[ClusterLabs] Tuchanka

Mon Oct 5 08:03:27 EDT 2020

On 10/5/20 1:33 PM, Олег Самойлов wrote:
>
>> On 2 Oct 2020, at 17:19, Klaus Wenninger <kwenning at redhat.com> wrote:
>>   
>>>> My english is poor, I'll try to find other words. My primary and main task
>>>> was to create a prototype for an automatic deploy system. So I used only the
>>>> same technique that will be used on the real hardware servers: RedHat dvd
>>>> image + kickstart. And to test such deploying too. That's why I do not use
>>>> any special image for virtual machines.
>>> How exactly using a vagrant box you built yourself is different with
>>> virtualbox where you clone (I suppose) an existing VM you built?
> Looked like we still can not understand each other. :) I do not clone any VM.

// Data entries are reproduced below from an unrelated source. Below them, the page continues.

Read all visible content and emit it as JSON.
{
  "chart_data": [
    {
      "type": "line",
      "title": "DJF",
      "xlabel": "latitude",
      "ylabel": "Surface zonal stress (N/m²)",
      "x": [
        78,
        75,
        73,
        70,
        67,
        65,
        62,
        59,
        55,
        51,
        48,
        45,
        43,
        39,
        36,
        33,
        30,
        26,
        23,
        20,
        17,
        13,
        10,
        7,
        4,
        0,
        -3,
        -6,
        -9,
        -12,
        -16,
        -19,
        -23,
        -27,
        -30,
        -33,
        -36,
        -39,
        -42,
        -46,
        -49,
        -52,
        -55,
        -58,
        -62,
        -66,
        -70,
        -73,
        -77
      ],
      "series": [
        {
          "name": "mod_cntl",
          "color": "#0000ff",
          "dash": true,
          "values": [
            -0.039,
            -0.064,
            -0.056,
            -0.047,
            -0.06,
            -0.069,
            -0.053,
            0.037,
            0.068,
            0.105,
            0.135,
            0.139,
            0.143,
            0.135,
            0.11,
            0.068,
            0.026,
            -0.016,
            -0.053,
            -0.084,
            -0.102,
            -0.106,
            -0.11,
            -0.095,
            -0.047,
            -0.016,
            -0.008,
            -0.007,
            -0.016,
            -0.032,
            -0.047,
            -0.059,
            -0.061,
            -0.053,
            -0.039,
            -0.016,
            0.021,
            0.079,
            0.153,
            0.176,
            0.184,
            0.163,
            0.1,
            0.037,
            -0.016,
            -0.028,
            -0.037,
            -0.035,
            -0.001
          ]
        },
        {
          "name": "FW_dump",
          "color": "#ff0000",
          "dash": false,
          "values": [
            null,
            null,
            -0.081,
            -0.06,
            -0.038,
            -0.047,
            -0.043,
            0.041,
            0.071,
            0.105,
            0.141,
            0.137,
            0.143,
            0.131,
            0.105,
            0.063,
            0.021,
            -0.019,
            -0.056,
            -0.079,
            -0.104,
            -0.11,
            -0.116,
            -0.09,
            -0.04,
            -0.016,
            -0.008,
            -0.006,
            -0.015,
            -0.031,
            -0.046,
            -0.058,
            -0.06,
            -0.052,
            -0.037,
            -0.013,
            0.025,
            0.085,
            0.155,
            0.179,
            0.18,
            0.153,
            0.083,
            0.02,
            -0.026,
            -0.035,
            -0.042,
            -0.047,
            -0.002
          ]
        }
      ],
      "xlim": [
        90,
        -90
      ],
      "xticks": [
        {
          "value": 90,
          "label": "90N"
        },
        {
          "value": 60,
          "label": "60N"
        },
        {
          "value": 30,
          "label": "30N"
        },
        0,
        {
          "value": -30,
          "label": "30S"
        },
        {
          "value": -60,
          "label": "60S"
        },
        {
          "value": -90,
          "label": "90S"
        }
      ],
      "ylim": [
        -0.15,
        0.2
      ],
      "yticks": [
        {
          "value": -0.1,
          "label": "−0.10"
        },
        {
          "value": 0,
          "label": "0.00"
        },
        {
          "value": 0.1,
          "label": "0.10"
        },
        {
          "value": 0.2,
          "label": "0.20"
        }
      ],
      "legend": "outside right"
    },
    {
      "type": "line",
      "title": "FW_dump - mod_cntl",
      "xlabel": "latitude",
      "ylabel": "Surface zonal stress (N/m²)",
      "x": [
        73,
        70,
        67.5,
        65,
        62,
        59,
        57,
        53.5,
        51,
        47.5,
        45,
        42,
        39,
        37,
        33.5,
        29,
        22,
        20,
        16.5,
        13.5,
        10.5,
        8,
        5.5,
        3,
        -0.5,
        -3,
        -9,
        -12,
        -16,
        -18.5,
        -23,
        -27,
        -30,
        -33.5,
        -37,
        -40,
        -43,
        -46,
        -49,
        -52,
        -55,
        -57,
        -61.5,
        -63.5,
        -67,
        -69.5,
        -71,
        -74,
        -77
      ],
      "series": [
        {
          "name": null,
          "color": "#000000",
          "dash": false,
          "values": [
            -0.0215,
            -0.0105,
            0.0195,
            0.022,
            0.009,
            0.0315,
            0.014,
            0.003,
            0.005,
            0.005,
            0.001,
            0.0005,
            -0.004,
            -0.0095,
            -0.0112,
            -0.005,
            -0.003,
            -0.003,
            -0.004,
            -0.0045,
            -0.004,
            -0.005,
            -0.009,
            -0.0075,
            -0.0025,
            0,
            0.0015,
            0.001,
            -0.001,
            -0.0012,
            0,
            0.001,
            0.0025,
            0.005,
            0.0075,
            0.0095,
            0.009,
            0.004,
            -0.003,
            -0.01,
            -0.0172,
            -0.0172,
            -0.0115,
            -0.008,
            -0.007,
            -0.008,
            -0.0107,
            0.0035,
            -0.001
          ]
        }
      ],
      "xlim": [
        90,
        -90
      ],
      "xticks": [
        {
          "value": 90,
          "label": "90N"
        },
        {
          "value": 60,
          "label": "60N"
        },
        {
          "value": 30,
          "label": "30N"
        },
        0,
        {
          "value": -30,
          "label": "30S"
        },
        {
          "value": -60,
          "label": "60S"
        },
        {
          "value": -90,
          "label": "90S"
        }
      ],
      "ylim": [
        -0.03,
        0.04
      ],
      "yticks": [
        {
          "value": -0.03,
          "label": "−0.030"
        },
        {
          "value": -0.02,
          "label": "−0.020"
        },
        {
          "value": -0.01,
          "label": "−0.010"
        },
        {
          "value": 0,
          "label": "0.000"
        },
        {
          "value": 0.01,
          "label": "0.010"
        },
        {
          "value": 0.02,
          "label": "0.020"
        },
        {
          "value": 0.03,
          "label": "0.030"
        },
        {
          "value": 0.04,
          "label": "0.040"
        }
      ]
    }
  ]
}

> As I already said my primary and main task was to create and test working prototype
> of automatic deploying system for real (hardware) servers. So for deploying I do not use
> any technique dedicated to VM, nor VirtualBox nor Vagrant. Only technique suitable for real servers: RedHat standard DVD image, 
> RedHat KickStart and SSH. Such deploying was also tested in loop. Btw, I got curious bug with pacemaker in this process.
>  
> If I appoint only 1 CPU (100%) per VM, the pacemaker sometimes go in something like race condition with infinite "system load" of VM.

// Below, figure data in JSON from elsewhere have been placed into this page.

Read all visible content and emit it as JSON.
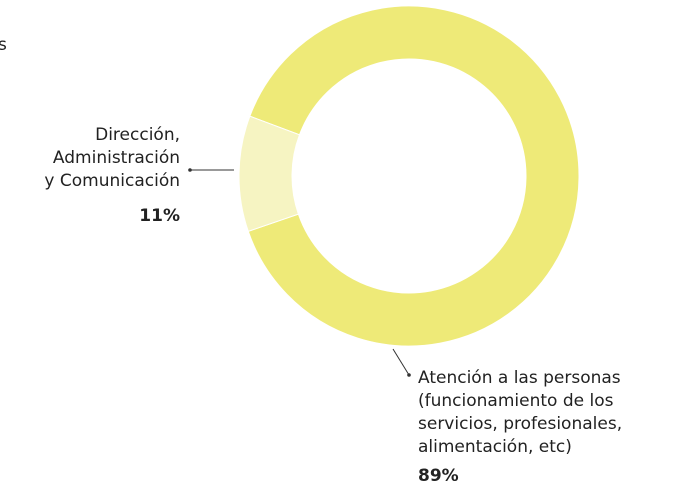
{
  "chart_data": {
    "type": "donut",
    "annotations": [
      "s"
    ],
    "categories": [
      "Dirección,\nAdministración\ny Comunicación",
      "Atención a las personas\n(funcionamiento de los\nservicios, profesionales,\nalimentación, etc)"
    ],
    "values": [
      11,
      89
    ],
    "value_labels": [
      "11%",
      "89%"
    ],
    "colors": [
      "#f6f4c2",
      "#eeea78"
    ]
  }
}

> It's was hardly to debug, because I can not connect to VM if such happens. The simple workaround was applied: 2 CPU (50%). In this case pacemaker worked fine. 
> But this is strange, why the pacemaker sometimes can not work on a VM with only 1 virtual CPU.
Which versions of pacemaker & corosync were you using again?
I remember to have seen corosync hogging cpu on single-core
machines many many years ago.
>
> The automatic test system itself was the second step.
>
>>>>> Watchdog is kind of a self-fencing method. Cluster with quorum+watchdog, or
>>>>> SBD+watchdog or quorum+SBD+watchdog are fine...without "active" fencing.  
>>>> quorum+watchdog or SBD+watchdog are useless. Quorum+SBD+watchdog is a
>>>> solution, but also has some drawback, so this is not perfect or fine yet.
>>> Well, by "SBD", I meant "Storage Based Death": using a shared storage to poison
>>> pill other nodes. Not just the sbd daemon, that is used for SBD and watchdog.
>>> Sorry for the shortcut and the confusion.
> I see. May be use SBD as watchdog daemon looked like surplus and none optimal using of resources, but pacemaker do not have a dedicated watchdog daemon.
> May be will be match simpler if such functionality will be inside corosync or pacemaker, like, for instance in Patroni.
>
The watchdog daemon for pacemaker is SBD ;-)
Btw. you can enable usage of a watchdog-device in
corosync at compile-time although I don't think that
will really give you what you are searching for here.
Anyway these watchdog daemons are to be kept
as simple as possible as to be sure that the crucial
parts are being done in a simple loop that is as
well taking care of kicking the hardware-watchdog.
So spawning that out into a project of its own shouldn't
be the worst idea. Of course there are probably
arguments which would speak for a watchdog-daemon
to be kept in the source-tree of pacemaker and to spawn
it similarly as all the other pacemaker-subdaemons or
build it into pacemakerd (the daemon that spawns all
the rest of the pacemaker-daemons and already does some
supervision on them).
>>>> SBD is not good as watchdog daemon. In my version it does not check
>>>> that the corosync and any processes of the pacemaker are not frozen (for
>>>> instance by kill -STOP). Looked like checking for corosync have been already
>>>> done: https://github.com/ClusterLabs/sbd/pull/83
>>> Good.
>>>
>>>> Don't know what about checking all processes of the pacemaker.
>>> This moves toward the good direction I would say:
>>>
>>>  https://lists.clusterlabs.org/pipermail/users/2020-August/027602.html
>>>
>>> The main Pacemaker process is now checked by sbd. Maybe other processes will be
>>> included in futur releases as "more in-depth health checks" as written in this
>>> email.
>> We are targetting a hierarchical approach:
>>
>> SBD is checking pacemakerd - more explicitly a timestamp
>> when pacemakerwas considered fine last time. So this task
>> of checking liveness of thewhole group of pacemaker
>> daemons can be passed over to pacemakerd without risking
>> that pacemakerd might be stalled or something.
> After I will have moved to new versions I will and kill -STOP tests for corosync and processes of pacemaker.
>
As said that should work for corosync and for pacemakerd with
current pacemaker (master & probably 2.0.5 end of the year) &
SBD (currently just master). Closer observation of all the
pacemaker sub daemons is work in progress.